All of this was enough to make me feel sick to my stomach. The first step I took to overcome the hospital problems was to begin to organize a record keeping system. What I was able to calculate was why the mortality rate of soldiers in the hospital was so high. From this information I was able to determine that with an improvement in the sanitary methods that rate would drop significantly. I enforced improvement through cleanliness, fresh water, proper drainage and plenty of light. I funded buying fruit and vegetables out of my own pocket.

I genuinely cared for all of the wounded soldiers and wanted to see the hospital progress. I got the nickname “the lady with the lamp. ” because every night I made my rounds to all the patients with a lamp. The many vast improvements that I enforced in sanitary reform reached the media and people all around the world. I had begun to teach other hospitals the same principles and common sense that I had used to develop sanitation in the Turkey hospital. People began to write stories about my life, put my face on glass figurines and I even had a replica of me in a wax museum!

It was through all of this hype that it came to my attention that the army stationed in India had a outrageous mortality rate. Through statistics and much studying I found that the overall public health system was the problem. I figured this without ever taking a trip to India. In 1858 I became the first woman to be elected to be a Fellow of the Royal Statistical Society because of my efforts in army and hospital statistics. Some of my friends, unbeknownst to me, started a fund for me so one day I could use that money to open up my own nursing school.

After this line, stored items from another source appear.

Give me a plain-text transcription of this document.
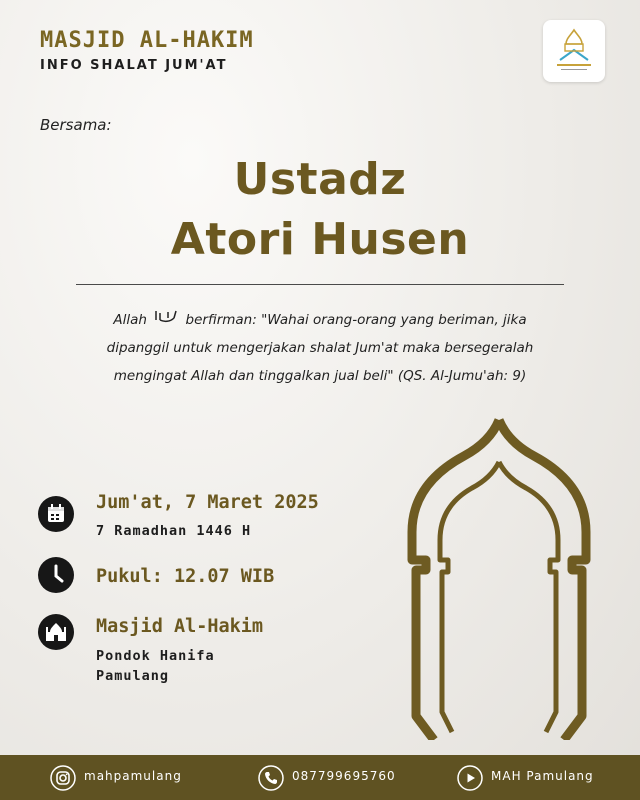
MASJID AL-HAKIM
INFO SHALAT JUM'AT
Bersama:
Ustadz
Atori Husen
Allah	berfirman: "Wahai orang-orang yang beriman, jika
dipanggil untuk mengerjakan shalat Jum'at maka bersegeralah
mengingat Allah dan tinggalkan jual beli" (QS. Al-Jumu'ah: 9)
Jum'at, 7 Maret 2025
7 Ramadhan 1446 H
Pukul: 12.07 WIB
Masjid Al-Hakim
Pondok Hanifa
Pamulang
mahpamulang	087799695760	MAH Pamulang
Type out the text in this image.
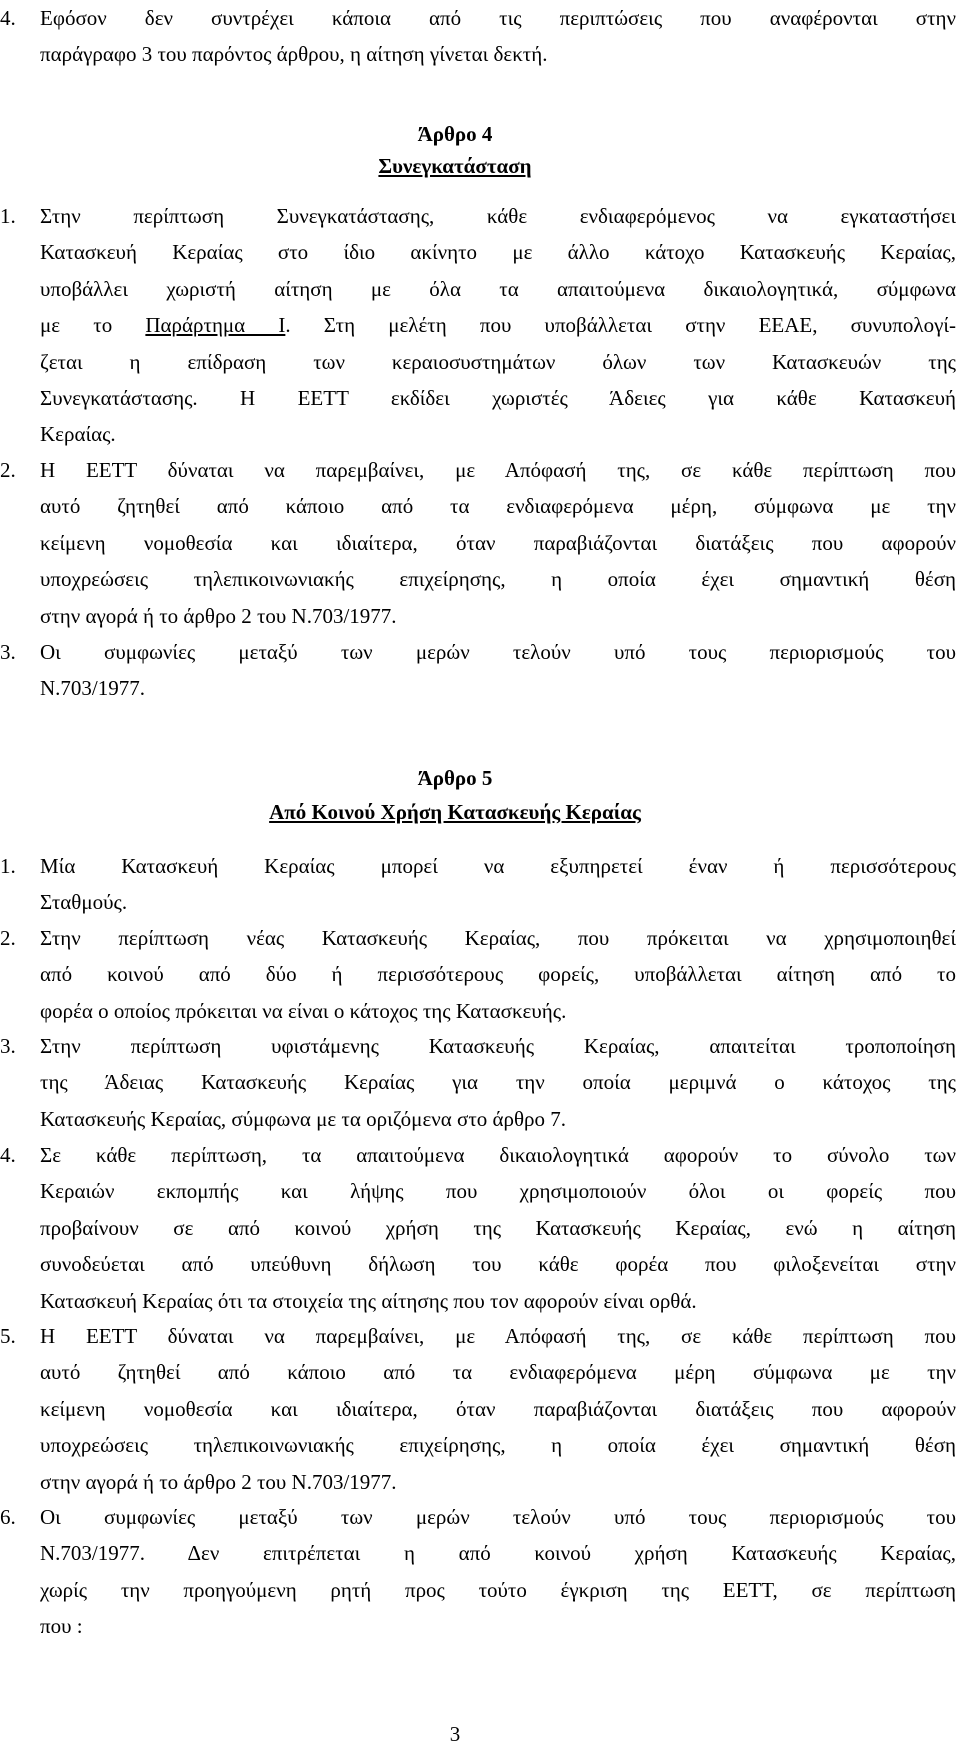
4.	Εφόσον δεν συντρέχει κάποια από τις περιπτώσεις που αναφέρονται στην
παράγραφο 3 του παρόντος άρθρου, η αίτηση γίνεται δεκτή.
Άρθρο 4
Συνεγκατάσταση
1.	Στην περίπτωση Συνεγκατάστασης, κάθε ενδιαφερόμενος να εγκαταστήσει
Κατασκευή Κεραίας στο ίδιο ακίνητο με άλλο κάτοχο Κατασκευής Κεραίας,
υποβάλλει χωριστή αίτηση με όλα τα απαιτούμενα δικαιολογητικά, σύμφωνα
με το Παράρτημα Ι. Στη μελέτη που υποβάλλεται στην ΕΕΑΕ, συνυπολογί-
ζεται η επίδραση των κεραιοσυστημάτων όλων των Κατασκευών της
Συνεγκατάστασης. Η ΕΕΤΤ εκδίδει χωριστές Άδειες για κάθε Κατασκευή
Κεραίας.
2.	Η ΕΕΤΤ δύναται να παρεμβαίνει, με Απόφασή της, σε κάθε περίπτωση που
αυτό ζητηθεί από κάποιο από τα ενδιαφερόμενα μέρη, σύμφωνα με την
κείμενη νομοθεσία και ιδιαίτερα, όταν παραβιάζονται διατάξεις που αφορούν
υποχρεώσεις τηλεπικοινωνιακής επιχείρησης, η οποία έχει σημαντική θέση
στην αγορά ή το άρθρο 2 του Ν.703/1977.
3.	Οι συμφωνίες μεταξύ των μερών τελούν υπό τους περιορισμούς του
Ν.703/1977.
Άρθρο 5
Από Κοινού Χρήση Κατασκευής Κεραίας
1.	Μία Κατασκευή Κεραίας μπορεί να εξυπηρετεί έναν ή περισσότερους
Σταθμούς.
2.	Στην περίπτωση νέας Κατασκευής Κεραίας, που πρόκειται να χρησιμοποιηθεί
από κοινού από δύο ή περισσότερους φορείς, υποβάλλεται αίτηση από το
φορέα ο οποίος πρόκειται να είναι ο κάτοχος της Κατασκευής.
3.	Στην περίπτωση υφιστάμενης Κατασκευής Κεραίας, απαιτείται τροποποίηση
της Άδειας Κατασκευής Κεραίας για την οποία μεριμνά ο κάτοχος της
Κατασκευής Κεραίας, σύμφωνα με τα οριζόμενα στο άρθρο 7.
4.	Σε κάθε περίπτωση, τα απαιτούμενα δικαιολογητικά αφορούν το σύνολο των
Κεραιών εκπομπής και λήψης που χρησιμοποιούν όλοι οι φορείς που
προβαίνουν σε από κοινού χρήση της Κατασκευής Κεραίας, ενώ η αίτηση
συνοδεύεται από υπεύθυνη δήλωση του κάθε φορέα που φιλοξενείται στην
Κατασκευή Κεραίας ότι τα στοιχεία της αίτησης που τον αφορούν είναι ορθά.
5.	Η ΕΕΤΤ δύναται να παρεμβαίνει, με Απόφασή της, σε κάθε περίπτωση που
αυτό ζητηθεί από κάποιο από τα ενδιαφερόμενα μέρη σύμφωνα με την
κείμενη νομοθεσία και ιδιαίτερα, όταν παραβιάζονται διατάξεις που αφορούν
υποχρεώσεις τηλεπικοινωνιακής επιχείρησης, η οποία έχει σημαντική θέση
στην αγορά ή το άρθρο 2 του Ν.703/1977.
6.	Οι συμφωνίες μεταξύ των μερών τελούν υπό τους περιορισμούς του
Ν.703/1977. Δεν επιτρέπεται η από κοινού χρήση Κατασκευής Κεραίας,
χωρίς την προηγούμενη ρητή προς τούτο έγκριση της ΕΕΤΤ, σε περίπτωση
που :
3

By the time it was announced to me that money had been saved for me, thousands of people had already poured and donated money to the fund to show their gratitude for my work. The war had finally ended and my services were no longer needed in Turkey so I decided to take the journey back home to England. In 1860 the Nightingale Training School and Home for Nurses opened. My school taught two basic principles: that nurses should have sensible training in hospitals and that nurses should live in a home that has morals and discipline.

My involvement with my students at my school went beyond just schooling, after their graduation I kept in close touch and helped launch many of their careers. I helped bring the term respectable to the nursing through my school and my past. For the last remainder of my life I was mostly confined to bed because of an illness I had contracted while I was in Turkey. I was not able to keep working as a nurse, however I was still able to push the medical field toward better health standards. I was also able to publish over 100 books about nursing.

I became the first woman to receive the Order of Merit from Kind Edward VII. In 1874 I became an honored member of the American Statistical Association and in 1883 Queen Victoria awarded me the Royal Red Cross in recognition of my work. On August 13, 1910, at the age of ninety I passed away. I was buried in Europe, near Embley Park. I am known as one the most influential women in the nineteenth century. Much of my research and reforms in nursing are still in effect today. Today, I am distinctly remembered as a hero of medicine.